Presinaptik nöronun salgıladığı informasyon taşıyıcı nörotransmitterler postsinaptik nöronun alıcılarına bağlandığı anda, gelen bu informasyonu işlemek için aktif hale geçen postsinaptik nöron hemen belirli bir işaret molekülüyle (bu da son tahlilde bir proteindir) aktif hale gelen bu sinapsa bir işaret koyar. Gelen informasyon, daha sonra, ister kısa süreli, ister uzun süreli bir LTP ye yol açsın, bundan bağımsız olarak, daha için başında iken, aktif hale gelen sinaps böylece işaretlenmektedir. Çünkü, hem hücre içinde mevcut olan ve fosforlanarak kısa süreli bir LTP işinde görev alacak olan proteinlerin nerede yoğunlaşacaklarını bilmeleri açısından, hem de yeni üretilen proteinlerin daha sonra görev bölgelerini bulabilmeleri açısından bu zorunludur.

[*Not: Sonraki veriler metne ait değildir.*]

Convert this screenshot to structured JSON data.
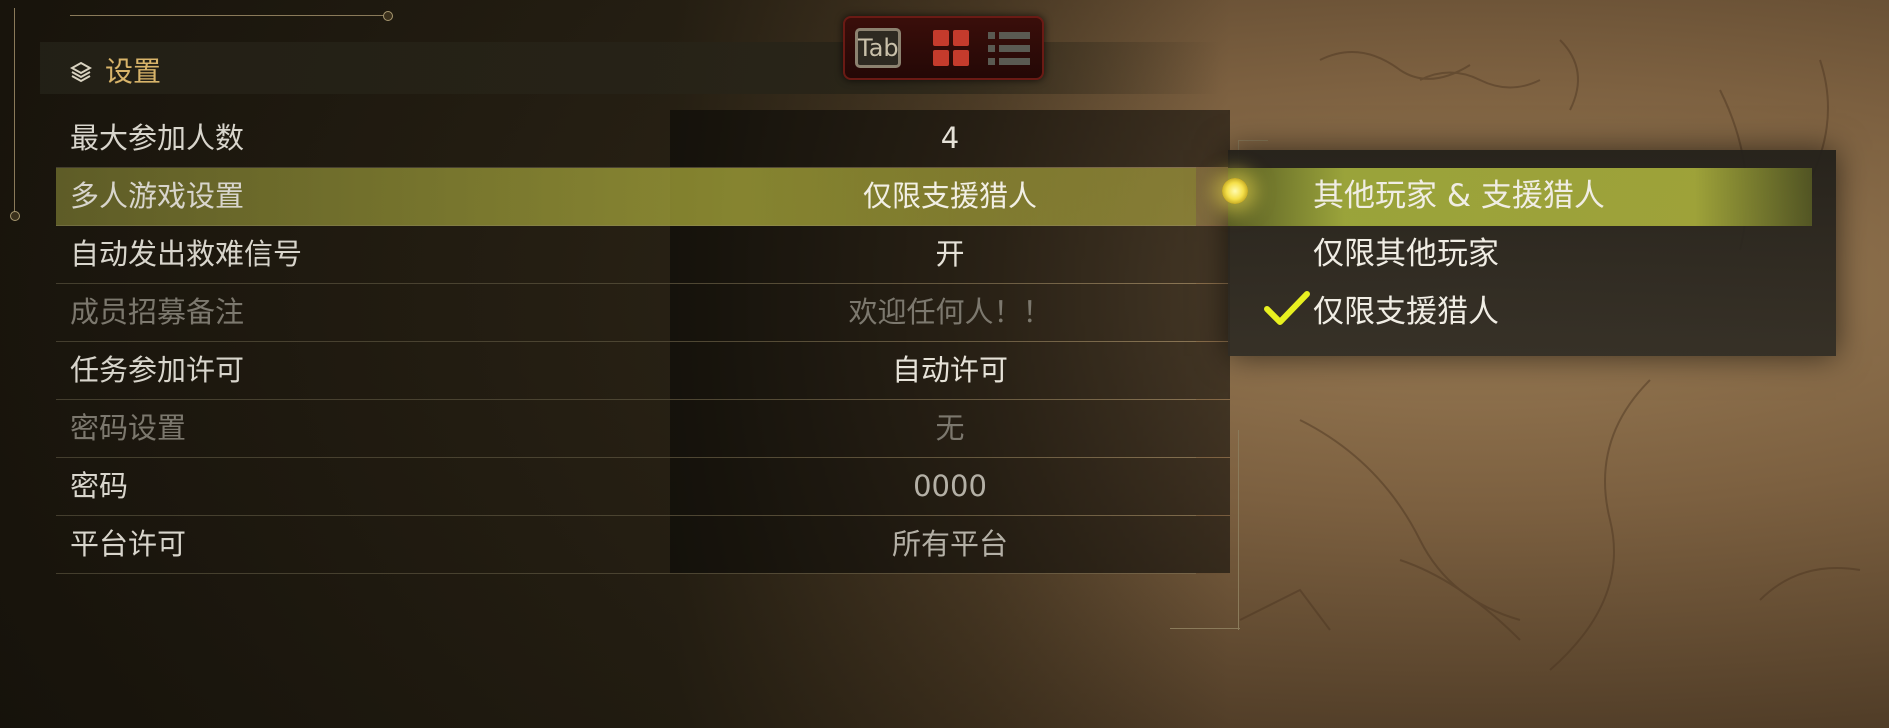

Nitekim de, genetik faaliyet sonucunda üretilen yeni proteinler hücre içinde dağılarak görev yerlerini ararlarken, bu işarete rasladıkları yerde dururlar ve orada yoğunlaşarak gerekli sinaptik değişikliklere başlarlar [12,14]].
Bunlar, gelen informasyona göre özel olarak üretilmiş proteinler oldukları için ne yapacaklarını çok iyi bilirler. Mevcut sinapsı mı kuvvetlendireceklerdir, yoksa yeni bir sinaps mı oluşturacaklardır bütün bunlar genetik faaliyet esnasında hesaba katılmış faktörlerdir. Söz konusu proteinler özel bir işle programlanmış agentler (işçiler diyelim) olarak kendi misyonlarını yerine getirirler.

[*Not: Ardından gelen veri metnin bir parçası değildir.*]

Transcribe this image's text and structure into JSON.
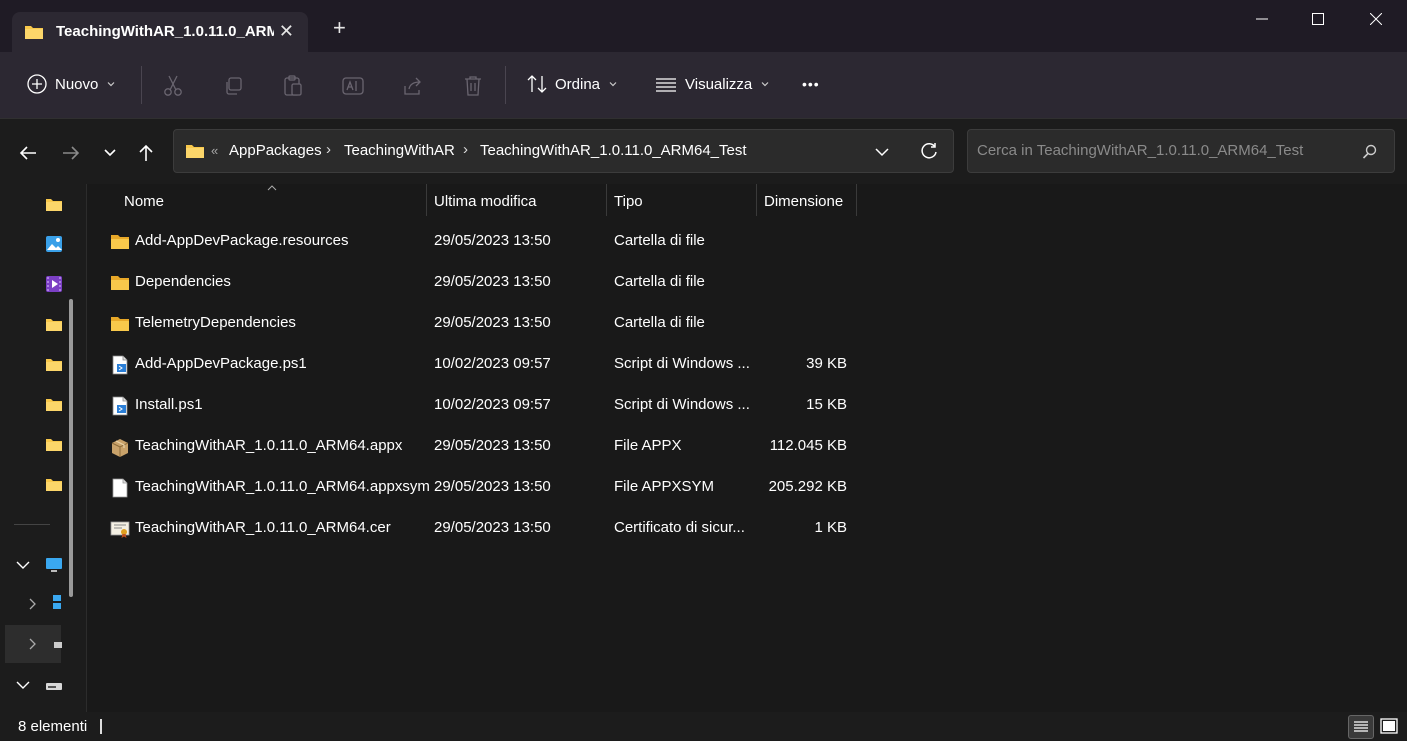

Bir nokta daha var! Mevcut sinapsın kuvvetlendirilmesinden, ya da yeni bir sinapsın oluşturulmasından bahsederken şu ana kadar hep postsinaptik hücreyi hesaba kattık! Halbuki sinaptik bir bağlantı presinaptik hücreyi de içine alan bir oluşumdur. Bu nedenle, bir sinapsın kuvvetlendirilmesi ya da onun üzerine yeni bir sinapsın daha eklenmesi çalışmalarına presinaptik hücrenin de katılması gerekir. Sinaps bir köprüdür. Eğer bu köprü kuvvetlendirilecekse, veya hemen yanına yeni bir köprü daha yapılacaksa, bu sadece köprünün bir ucundaki hücreyi değil, öteki ucundaki hücreyi de ilgilendiren bir oluşumdur. Nitekim de öyle olur. Postsinaptik hücrede değişiklikler olurken, bu arada, bu hücrenin salgıladığı bir nörotransmitter (“Retrograd”) geriye doğru presinaptik hücreye giderek tamamlayıcı bir sürecin burada da başlamasına neden olur. Örneğin daha önce de bahsettiğimiz “Neurotrophine” bu türden bir nörotransmitterdir. Neurotrophine presinaptik hücreyi aktif hale getirir, bu arada postsinaptik hücreden salgılanan başka nöro-transmitterlerin de alınmalarını kolaylaştırır. Çünkü eğer mevcut sinaps kuvvetlendirilecekse, veya yeni bir sinaps inşa edilecekse, presinaptik hücrenin de buna hazır hale getirilmesi gerekir. Örneğin, nörotransmitterlerin salgılandığı kısmın akson uçlarının ve buralardaki Vesikellerin kuvvetlendirilmesi vs.gibi. Ya da, yeni bir sinaps oluşturulacaksa da, aynı şekilde bu sinapsın presinaptik kolunun da oluşturulması gerekir. Presinaptik hücreye giden “Retrograd nörotransmitterler” bütün bu paralel süreçleri başlatacak mekanizmayı harekete geçirirler [12].